Based on the controversy Activision blizzard harassment case And from Request for the resignation of CEO Bobby Kodik, The Wall Street Journal hosted a podcast on the company’s delay in taking action against an employee who signed emails with sexually provocative phrases.
In describing this unfortunate fact, the reporter Kirsten Grind It was considered appropriate to underline that Luxury and “brotherhood” culture Activision has permeated the overall corporate and work cloth of the blizzard, normalizing the operations carried out by those who have no qualms about covering every one of his emails pornographically, like the employee now mentioned. “1-800-Alcock”.
The case cited by Grind falls within the category of investigative reports California authorities To expose all possible misconduct and cover-ups that the top units of Activision Blizzard may have committed over the years. According to a WSJ reporter, “An Activision employee has signed her corporate emails as 1-800-ALLCOCK for years. Does it seem normal for every female employee to be compelled to receive such emails and be subjected to these behaviors?.
Based on the restructuring of events provided by the Wall Street Journal reporter, Activision’s top management may have decided to take action against this employee. Only from this summer, After receiving a Claim And followed an internal investigation which lasted about a month until it reached him Final dismissal.

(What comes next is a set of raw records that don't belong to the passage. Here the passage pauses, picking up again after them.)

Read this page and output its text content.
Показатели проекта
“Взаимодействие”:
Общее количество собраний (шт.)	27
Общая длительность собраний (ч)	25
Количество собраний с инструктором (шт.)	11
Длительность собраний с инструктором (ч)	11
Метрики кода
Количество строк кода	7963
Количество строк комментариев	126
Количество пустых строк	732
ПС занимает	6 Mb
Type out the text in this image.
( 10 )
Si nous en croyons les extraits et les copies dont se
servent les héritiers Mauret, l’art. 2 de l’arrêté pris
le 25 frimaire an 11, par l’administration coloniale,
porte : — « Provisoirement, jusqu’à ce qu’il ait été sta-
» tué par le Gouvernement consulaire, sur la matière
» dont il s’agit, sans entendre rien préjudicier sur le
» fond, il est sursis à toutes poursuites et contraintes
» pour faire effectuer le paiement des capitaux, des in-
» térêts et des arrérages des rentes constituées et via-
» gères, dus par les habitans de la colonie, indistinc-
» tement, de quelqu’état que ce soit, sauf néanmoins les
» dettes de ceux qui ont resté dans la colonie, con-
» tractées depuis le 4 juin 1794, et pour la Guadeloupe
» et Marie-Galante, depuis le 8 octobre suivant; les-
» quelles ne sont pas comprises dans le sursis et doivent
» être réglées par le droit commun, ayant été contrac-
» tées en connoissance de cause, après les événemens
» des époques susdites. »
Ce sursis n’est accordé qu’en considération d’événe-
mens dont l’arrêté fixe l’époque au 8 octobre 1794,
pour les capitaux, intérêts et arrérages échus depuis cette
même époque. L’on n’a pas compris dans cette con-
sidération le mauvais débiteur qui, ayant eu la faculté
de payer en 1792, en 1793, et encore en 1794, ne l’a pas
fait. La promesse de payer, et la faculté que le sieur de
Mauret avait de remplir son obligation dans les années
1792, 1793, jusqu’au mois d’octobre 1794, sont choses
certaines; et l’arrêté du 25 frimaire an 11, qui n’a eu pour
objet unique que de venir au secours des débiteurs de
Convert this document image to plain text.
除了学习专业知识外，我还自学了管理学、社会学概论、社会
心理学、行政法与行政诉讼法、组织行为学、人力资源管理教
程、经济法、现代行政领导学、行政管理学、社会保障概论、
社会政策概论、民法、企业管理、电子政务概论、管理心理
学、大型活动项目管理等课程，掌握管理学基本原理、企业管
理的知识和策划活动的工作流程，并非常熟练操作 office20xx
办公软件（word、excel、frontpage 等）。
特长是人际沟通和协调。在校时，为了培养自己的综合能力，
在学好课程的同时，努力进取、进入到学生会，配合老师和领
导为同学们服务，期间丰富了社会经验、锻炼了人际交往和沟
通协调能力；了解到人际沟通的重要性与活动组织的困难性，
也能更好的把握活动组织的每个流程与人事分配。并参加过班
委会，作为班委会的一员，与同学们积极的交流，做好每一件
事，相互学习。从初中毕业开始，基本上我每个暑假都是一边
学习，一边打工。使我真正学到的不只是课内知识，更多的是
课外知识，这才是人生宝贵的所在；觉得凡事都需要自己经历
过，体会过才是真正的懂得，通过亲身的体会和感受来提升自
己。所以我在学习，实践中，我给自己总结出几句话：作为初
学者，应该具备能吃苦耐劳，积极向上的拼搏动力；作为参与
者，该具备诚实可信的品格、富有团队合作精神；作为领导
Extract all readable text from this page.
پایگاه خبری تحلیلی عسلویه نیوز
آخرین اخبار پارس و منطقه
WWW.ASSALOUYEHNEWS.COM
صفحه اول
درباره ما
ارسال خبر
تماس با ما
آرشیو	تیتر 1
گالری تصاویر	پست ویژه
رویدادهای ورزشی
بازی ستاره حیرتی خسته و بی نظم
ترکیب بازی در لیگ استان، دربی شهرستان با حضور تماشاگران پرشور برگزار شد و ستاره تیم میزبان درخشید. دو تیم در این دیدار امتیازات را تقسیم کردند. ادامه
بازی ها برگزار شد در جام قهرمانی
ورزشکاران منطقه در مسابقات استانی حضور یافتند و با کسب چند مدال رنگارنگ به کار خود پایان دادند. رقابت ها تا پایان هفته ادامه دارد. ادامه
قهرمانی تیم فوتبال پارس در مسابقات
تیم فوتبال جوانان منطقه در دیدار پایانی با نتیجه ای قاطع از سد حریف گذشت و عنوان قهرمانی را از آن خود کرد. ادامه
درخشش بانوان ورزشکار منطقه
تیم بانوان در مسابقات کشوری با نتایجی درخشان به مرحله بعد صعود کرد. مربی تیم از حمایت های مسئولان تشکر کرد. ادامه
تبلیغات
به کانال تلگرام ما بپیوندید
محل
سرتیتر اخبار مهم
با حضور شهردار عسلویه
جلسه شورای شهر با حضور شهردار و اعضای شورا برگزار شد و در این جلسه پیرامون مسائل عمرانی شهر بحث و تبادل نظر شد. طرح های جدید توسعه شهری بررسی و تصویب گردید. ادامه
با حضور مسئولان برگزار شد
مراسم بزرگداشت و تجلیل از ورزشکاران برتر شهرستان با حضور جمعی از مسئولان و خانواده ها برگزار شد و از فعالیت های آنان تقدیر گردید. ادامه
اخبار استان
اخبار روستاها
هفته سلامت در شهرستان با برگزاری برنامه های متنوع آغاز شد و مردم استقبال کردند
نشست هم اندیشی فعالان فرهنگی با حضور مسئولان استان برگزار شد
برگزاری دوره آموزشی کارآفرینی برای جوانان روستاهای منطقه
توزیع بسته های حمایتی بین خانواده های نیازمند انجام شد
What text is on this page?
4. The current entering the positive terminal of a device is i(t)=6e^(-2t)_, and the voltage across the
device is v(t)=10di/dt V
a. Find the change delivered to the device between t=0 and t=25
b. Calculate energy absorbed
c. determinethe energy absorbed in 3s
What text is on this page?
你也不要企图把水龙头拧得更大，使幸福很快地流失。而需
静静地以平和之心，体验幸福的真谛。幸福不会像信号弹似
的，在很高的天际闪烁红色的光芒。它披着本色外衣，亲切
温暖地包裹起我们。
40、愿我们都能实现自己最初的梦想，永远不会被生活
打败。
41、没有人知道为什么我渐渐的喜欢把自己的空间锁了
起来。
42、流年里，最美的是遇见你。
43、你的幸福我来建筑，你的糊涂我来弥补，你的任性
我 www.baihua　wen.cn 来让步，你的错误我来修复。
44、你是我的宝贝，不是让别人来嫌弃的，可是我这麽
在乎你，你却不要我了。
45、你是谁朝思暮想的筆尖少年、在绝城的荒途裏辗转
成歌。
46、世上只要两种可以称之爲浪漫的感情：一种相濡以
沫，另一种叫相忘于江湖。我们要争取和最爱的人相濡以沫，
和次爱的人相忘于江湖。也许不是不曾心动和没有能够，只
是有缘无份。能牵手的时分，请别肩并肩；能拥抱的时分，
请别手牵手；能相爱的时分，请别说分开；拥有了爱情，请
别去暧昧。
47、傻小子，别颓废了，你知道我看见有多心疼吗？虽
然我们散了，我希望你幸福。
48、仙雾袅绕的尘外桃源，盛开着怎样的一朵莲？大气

Activision Blizzard Liaison Officer, Helen Claski, Spoke with Kodak’s microphones to underline how “Our team started an investigation into a complaint regarding the use of this phone number and dismissed the employee at the end of the investigation.”. However, there has been no confirmation or denial of the WSJ’s author’s statement in the years required to take action against this anonymous employee from the Activision blizzard representative.